Hohenegger M, Vermes M, Mauritz W, Redl G, Sporn P, Eiselsberg P
Institute of General and Experimental Pathology, University of Vienna, Austria.
Eur Arch Psychiatry Neurol Sci. 1990;239(4):267-9. doi: 10.1007/BF01738582.

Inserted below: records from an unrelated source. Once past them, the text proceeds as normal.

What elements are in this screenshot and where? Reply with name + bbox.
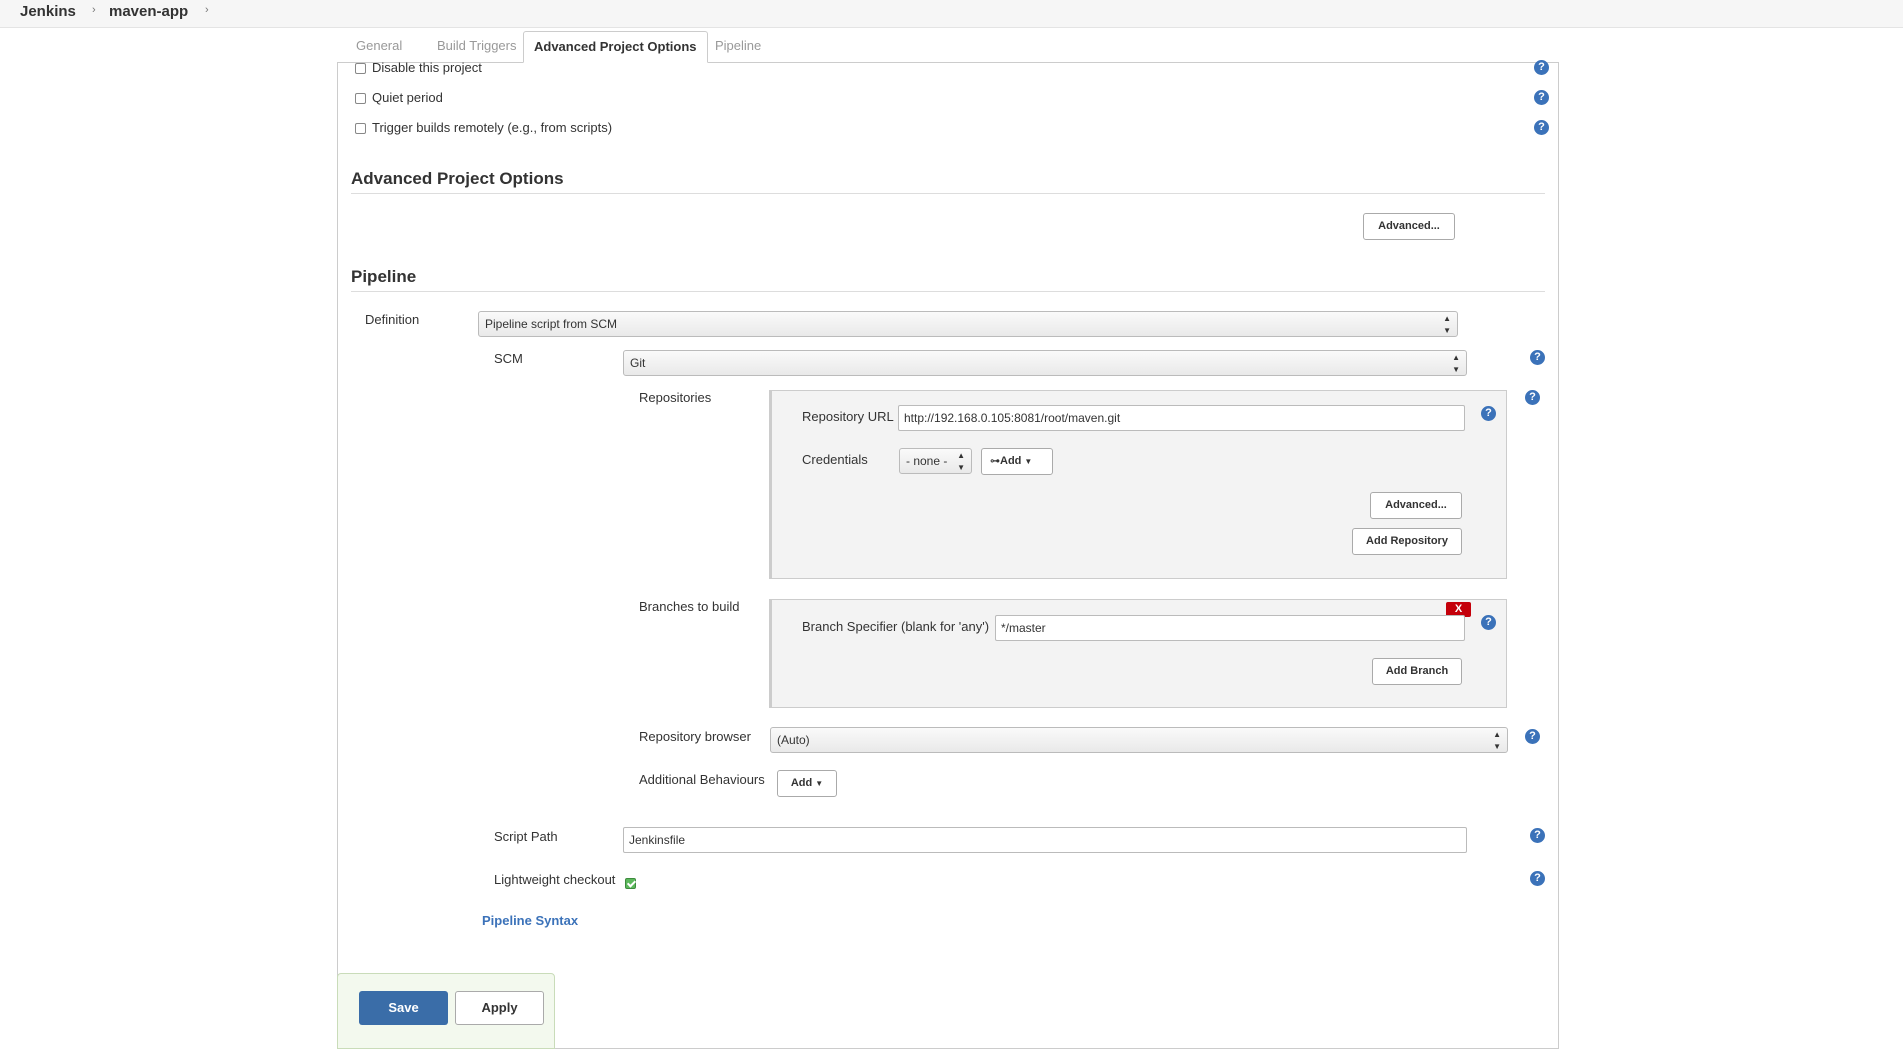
section-divider: [351, 291, 1545, 292]
disable-project-label: Disable this project: [372, 60, 482, 75]
credentials-add-button[interactable]: ⊶Add ▼: [981, 448, 1053, 475]
help-icon[interactable]: ?: [1481, 615, 1496, 630]
pipeline-syntax-link[interactable]: Pipeline Syntax: [482, 913, 578, 928]
breadcrumb-jenkins[interactable]: Jenkins: [20, 3, 76, 20]
chevron-down-icon: ▼: [815, 779, 824, 788]
select-arrows-icon: ▲ ▼: [1443, 314, 1451, 335]
quiet-period-checkbox[interactable]: [355, 93, 366, 104]
script-path-label: Script Path: [494, 829, 558, 844]
credentials-select[interactable]: - none - ▲ ▼: [899, 448, 972, 474]
help-icon[interactable]: ?: [1530, 350, 1545, 365]
help-icon[interactable]: ?: [1534, 90, 1549, 105]
help-icon[interactable]: ?: [1530, 871, 1545, 886]
lightweight-checkout-checkbox[interactable]: [625, 878, 636, 889]
tab-advanced-project-options[interactable]: Advanced Project Options: [523, 31, 708, 63]
tab-pipeline[interactable]: Pipeline: [705, 31, 771, 63]
section-divider: [351, 193, 1545, 194]
tab-general[interactable]: General: [346, 31, 412, 63]
credentials-add-label: Add: [1000, 455, 1022, 467]
breadcrumb-separator-icon[interactable]: ›: [205, 4, 209, 16]
scm-label: SCM: [494, 351, 523, 366]
key-icon: ⊶: [990, 456, 1000, 467]
select-arrows-icon: ▲ ▼: [1493, 730, 1501, 751]
repository-url-label: Repository URL: [802, 409, 894, 424]
branch-specifier-label: Branch Specifier (blank for 'any'): [802, 619, 990, 634]
disable-project-checkbox[interactable]: [355, 63, 366, 74]
definition-selected-value: Pipeline script from SCM: [485, 317, 618, 331]
add-repository-button[interactable]: Add Repository: [1352, 528, 1462, 555]
repositories-label: Repositories: [639, 390, 712, 405]
repository-browser-selected-value: (Auto): [777, 733, 810, 747]
definition-label: Definition: [365, 312, 420, 327]
branches-label: Branches to build: [639, 599, 740, 614]
help-icon[interactable]: ?: [1525, 390, 1540, 405]
repository-browser-label: Repository browser: [639, 729, 751, 744]
help-icon[interactable]: ?: [1534, 60, 1549, 75]
breadcrumb-job[interactable]: maven-app: [109, 3, 188, 20]
help-icon[interactable]: ?: [1525, 729, 1540, 744]
additional-behaviours-label: Additional Behaviours: [639, 772, 765, 787]
advanced-options-button[interactable]: Advanced...: [1363, 213, 1455, 240]
repository-advanced-button[interactable]: Advanced...: [1370, 492, 1462, 519]
breadcrumb: Jenkins › maven-app ›: [0, 0, 1903, 28]
chevron-down-icon: ▼: [1024, 457, 1033, 466]
advanced-options-title: Advanced Project Options: [351, 169, 564, 188]
repository-browser-select[interactable]: (Auto) ▲ ▼: [770, 727, 1508, 753]
config-tabs: General Build Triggers Advanced Project …: [337, 28, 1559, 63]
credentials-label: Credentials: [802, 452, 868, 467]
add-branch-button[interactable]: Add Branch: [1372, 658, 1462, 685]
apply-button[interactable]: Apply: [455, 991, 544, 1025]
repository-url-input[interactable]: http://192.168.0.105:8081/root/maven.git: [898, 405, 1465, 431]
credentials-selected-value: - none -: [906, 454, 948, 468]
lightweight-checkout-label: Lightweight checkout: [494, 872, 616, 887]
select-arrows-icon: ▲ ▼: [1452, 353, 1460, 374]
tab-build-triggers[interactable]: Build Triggers: [427, 31, 526, 63]
definition-select[interactable]: Pipeline script from SCM ▲ ▼: [478, 311, 1458, 337]
pipeline-title: Pipeline: [351, 267, 417, 286]
additional-behaviours-add-button[interactable]: Add ▼: [777, 770, 837, 797]
additional-behaviours-add-label: Add: [790, 777, 813, 789]
save-button[interactable]: Save: [359, 991, 448, 1025]
script-path-input[interactable]: Jenkinsfile: [623, 827, 1467, 853]
select-arrows-icon: ▲ ▼: [957, 451, 965, 472]
scm-selected-value: Git: [630, 356, 646, 370]
trigger-remotely-checkbox[interactable]: [355, 123, 366, 134]
branch-specifier-input[interactable]: */master: [995, 615, 1465, 641]
help-icon[interactable]: ?: [1530, 828, 1545, 843]
breadcrumb-separator-icon[interactable]: ›: [92, 4, 96, 16]
scm-select[interactable]: Git ▲ ▼: [623, 350, 1467, 376]
help-icon[interactable]: ?: [1534, 120, 1549, 135]
quiet-period-label: Quiet period: [372, 90, 443, 105]
help-icon[interactable]: ?: [1481, 406, 1496, 421]
trigger-remotely-label: Trigger builds remotely (e.g., from scri…: [372, 120, 613, 135]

Hydromineral metabolism and serum arginine-vasopressin (AVP) levels were investigated in 11 patients who sustained brain death. They showed various degrees of polyuria with low osmolality and low fractional sodium excretion. Urine osmolality was always below that of serum, and AVP levels were between 1.3 and 50.0 pg/ml vs 0.7-8.0 pg/ml in ten normal subjects. Thus central diabetes insipidus was excluded. A renal mechanism inducing water diuresis has to be assumed. The type of renal lesion, however, remains unclear.
对11例脑死亡患者的水盐代谢及血清精氨酸加压素(AVP)水平进行了研究。他们表现出不同程度的低渗性多尿和低尿钠排泄分数。尿渗透压始终低于血清渗透压,AVP水平在1.3至50.0 pg/ml之间,而10名正常受试者的AVP水平为0.7 - 8.0 pg/ml。因此排除了中枢性尿崩症。必须假定存在一种导致水利尿的肾脏机制。然而,肾脏病变的类型仍不清楚。